That's Why They Call Them 'Laws'

March 14 2007, 6:16 PM
I don't know why St. Patrick's Day would be associated with marijuana, although for people in Boulder it's probably just another excuse to go (sticky) green. Nevertheless, activists in Boulder are speaking out in hopes that the police will just ignore their transgressions this St. Paddy's Day weekend. As the Rocky Mountain News reports:
The speakers at a gathering on the Pearl Street Mall called on Boulder police to issue no citations for marijuana use on Saturday, St. Patrick's Day, as a way of encouraging recreation that leads to less violence than alcohol does. "I'll come back to the dorm about 1 a.m. and there will be people screaming in the hallways, writing rude things on the wall, verbally abusing and sexually abusing other people," University of Colorado sophomore Summer Weirich said, describing a typical scene when people have been drinking. "Guys try to wander in your room and see what you're doing, see if they can hook up." Conversely, "If I'm around people who've been smoking marijuana, I'm not afraid they're going to trap me somewhere." Boulder police did not immediately respond to questions about the appeal to issue no marijuana-possession citations.

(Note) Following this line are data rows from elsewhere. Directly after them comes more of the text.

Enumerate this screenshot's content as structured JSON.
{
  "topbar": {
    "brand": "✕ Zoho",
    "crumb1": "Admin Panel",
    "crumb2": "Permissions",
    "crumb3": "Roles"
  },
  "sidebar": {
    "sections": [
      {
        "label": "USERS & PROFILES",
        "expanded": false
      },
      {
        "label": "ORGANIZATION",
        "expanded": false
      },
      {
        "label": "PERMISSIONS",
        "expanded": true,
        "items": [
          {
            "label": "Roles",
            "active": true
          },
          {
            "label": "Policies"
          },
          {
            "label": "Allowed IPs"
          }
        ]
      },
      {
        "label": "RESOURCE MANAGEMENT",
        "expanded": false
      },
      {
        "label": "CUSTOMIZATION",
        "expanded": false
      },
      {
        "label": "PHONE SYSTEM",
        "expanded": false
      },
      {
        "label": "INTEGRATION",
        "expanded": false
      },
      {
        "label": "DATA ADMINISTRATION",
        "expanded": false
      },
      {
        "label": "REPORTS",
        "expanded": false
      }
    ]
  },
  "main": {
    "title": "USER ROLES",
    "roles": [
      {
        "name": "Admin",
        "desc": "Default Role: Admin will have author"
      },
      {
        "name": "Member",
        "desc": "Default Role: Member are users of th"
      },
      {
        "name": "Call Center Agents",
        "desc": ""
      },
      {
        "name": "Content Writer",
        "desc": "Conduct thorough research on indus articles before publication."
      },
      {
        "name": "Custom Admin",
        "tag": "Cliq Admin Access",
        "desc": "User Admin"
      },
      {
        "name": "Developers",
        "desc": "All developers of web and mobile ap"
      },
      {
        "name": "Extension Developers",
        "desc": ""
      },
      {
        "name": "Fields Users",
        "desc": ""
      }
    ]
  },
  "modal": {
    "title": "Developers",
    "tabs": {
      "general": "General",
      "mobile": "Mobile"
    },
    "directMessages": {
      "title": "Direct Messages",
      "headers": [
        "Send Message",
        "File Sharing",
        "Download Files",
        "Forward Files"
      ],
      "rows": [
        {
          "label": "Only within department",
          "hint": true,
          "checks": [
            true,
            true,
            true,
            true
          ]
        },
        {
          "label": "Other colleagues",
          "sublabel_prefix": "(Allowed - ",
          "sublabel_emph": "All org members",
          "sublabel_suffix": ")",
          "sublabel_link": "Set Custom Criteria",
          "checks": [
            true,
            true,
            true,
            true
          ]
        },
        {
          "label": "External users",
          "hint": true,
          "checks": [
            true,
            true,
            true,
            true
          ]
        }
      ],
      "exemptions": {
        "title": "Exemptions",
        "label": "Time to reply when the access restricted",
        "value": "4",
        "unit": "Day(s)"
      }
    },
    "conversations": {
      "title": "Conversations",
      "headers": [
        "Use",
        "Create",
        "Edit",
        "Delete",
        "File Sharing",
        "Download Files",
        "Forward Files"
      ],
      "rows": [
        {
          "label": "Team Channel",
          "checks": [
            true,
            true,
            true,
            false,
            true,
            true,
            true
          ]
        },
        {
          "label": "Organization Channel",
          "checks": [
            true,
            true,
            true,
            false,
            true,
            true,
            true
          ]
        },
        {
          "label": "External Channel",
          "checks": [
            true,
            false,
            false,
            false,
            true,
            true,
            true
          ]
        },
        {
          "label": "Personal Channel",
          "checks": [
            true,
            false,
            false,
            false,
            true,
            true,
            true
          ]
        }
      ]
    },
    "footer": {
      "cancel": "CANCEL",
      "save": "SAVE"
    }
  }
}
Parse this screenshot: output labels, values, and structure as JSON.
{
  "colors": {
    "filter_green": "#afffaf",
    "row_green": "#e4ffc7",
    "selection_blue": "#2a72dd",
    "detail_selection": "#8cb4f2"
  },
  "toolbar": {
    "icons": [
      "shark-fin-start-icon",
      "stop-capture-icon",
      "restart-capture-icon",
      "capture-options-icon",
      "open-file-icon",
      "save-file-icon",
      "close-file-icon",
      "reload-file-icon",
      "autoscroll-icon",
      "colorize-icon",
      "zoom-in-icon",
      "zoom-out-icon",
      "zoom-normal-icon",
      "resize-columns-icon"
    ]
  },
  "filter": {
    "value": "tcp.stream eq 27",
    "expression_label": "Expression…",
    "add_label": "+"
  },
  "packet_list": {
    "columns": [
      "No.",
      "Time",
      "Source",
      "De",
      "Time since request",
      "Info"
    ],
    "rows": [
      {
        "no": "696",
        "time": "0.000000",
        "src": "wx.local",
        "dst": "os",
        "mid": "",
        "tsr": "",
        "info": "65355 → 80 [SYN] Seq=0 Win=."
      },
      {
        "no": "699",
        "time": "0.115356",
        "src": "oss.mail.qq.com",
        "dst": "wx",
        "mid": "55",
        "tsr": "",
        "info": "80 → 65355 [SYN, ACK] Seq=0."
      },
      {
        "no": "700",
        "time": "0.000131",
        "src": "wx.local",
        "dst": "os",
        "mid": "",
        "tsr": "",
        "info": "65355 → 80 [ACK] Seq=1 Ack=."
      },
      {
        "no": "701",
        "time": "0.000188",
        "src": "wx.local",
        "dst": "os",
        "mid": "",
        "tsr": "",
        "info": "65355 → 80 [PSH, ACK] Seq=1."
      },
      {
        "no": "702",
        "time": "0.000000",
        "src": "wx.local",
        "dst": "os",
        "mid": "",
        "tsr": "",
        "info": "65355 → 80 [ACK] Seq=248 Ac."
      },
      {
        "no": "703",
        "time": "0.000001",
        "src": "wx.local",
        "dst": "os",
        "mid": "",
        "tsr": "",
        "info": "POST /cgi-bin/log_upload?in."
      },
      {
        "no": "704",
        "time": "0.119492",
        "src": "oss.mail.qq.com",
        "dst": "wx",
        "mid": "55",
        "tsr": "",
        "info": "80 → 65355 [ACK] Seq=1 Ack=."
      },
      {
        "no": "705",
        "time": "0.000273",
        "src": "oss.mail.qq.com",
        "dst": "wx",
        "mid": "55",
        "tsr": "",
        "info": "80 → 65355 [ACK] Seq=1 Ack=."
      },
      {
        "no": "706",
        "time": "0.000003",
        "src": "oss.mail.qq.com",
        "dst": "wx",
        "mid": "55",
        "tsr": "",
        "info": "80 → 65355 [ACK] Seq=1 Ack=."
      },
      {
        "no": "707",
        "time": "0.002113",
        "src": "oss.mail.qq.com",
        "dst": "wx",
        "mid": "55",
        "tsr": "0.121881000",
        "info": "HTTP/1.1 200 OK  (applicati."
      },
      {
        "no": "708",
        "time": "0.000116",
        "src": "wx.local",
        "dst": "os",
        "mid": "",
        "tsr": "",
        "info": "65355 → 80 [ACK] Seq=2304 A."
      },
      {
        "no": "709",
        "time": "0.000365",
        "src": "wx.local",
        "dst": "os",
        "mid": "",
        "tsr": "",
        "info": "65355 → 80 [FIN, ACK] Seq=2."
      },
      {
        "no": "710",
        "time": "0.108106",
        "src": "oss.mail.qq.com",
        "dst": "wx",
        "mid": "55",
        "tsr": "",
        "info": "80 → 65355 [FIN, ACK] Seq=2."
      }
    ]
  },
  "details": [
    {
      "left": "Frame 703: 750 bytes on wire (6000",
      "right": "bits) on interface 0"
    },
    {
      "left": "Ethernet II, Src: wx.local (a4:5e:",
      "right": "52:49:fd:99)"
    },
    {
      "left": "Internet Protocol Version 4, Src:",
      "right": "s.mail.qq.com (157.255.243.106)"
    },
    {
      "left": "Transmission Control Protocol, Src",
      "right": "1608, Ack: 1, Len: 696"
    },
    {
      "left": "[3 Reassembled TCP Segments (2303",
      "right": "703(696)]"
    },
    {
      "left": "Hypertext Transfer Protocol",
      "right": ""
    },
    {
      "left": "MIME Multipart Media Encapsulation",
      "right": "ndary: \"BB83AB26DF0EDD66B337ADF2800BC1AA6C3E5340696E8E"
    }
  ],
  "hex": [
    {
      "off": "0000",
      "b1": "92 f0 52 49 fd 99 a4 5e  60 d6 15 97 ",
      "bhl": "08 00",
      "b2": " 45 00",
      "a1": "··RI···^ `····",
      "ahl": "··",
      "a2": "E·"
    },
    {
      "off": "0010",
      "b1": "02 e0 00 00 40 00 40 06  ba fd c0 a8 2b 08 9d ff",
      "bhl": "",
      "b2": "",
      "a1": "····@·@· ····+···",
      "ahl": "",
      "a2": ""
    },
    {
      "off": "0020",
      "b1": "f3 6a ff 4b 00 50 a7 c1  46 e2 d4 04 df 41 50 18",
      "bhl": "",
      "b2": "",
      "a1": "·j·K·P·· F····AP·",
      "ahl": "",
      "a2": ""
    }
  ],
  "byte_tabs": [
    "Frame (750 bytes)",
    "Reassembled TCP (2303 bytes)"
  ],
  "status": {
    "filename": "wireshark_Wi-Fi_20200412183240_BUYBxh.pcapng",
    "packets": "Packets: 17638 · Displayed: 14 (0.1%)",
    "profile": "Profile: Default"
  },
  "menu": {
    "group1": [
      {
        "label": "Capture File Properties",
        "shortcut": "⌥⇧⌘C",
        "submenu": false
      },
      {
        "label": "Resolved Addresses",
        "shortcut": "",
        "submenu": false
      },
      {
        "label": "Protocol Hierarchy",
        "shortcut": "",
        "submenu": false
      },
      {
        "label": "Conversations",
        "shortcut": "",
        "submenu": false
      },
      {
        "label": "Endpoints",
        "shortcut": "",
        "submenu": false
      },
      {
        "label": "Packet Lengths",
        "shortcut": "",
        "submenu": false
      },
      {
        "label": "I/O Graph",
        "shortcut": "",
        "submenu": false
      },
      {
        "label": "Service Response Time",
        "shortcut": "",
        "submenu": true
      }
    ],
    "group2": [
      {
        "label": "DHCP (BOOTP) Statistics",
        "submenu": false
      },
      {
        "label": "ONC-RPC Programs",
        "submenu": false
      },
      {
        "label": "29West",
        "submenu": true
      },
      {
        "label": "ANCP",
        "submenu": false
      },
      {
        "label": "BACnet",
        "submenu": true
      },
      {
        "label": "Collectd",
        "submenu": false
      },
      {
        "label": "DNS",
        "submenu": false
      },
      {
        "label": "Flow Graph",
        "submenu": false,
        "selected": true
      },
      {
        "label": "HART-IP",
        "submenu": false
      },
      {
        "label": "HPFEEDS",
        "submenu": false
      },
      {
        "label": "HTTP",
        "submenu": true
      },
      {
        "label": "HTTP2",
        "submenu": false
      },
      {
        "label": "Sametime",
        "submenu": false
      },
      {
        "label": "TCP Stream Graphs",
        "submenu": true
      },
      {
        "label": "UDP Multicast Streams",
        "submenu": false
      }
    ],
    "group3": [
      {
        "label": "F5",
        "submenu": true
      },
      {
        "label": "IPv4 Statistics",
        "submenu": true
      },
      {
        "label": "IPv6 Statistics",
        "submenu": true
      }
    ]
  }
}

Um, yeah. I'm in favor of legalizing marijuana because I think it's silly to waste money, police resources and jail beds for people who smoke pot. But just because I disagree with the law doesn't mean it's not the law, and it's completely absurd that activists would publicly call on law enforcement officials to just look the other way. You hear these same arguments on a number of issues, and they are always wrong. Activists get upset with prosecutors for seeking the death penalty...but it's the law. Activists in the South get upset that they can't post the Ten Commandments on courthouse property...but it's the law. If you don't like a particular law, then you should work to get it changed. But asking public officials to just pretend the law doesn't exist is silly and wrong.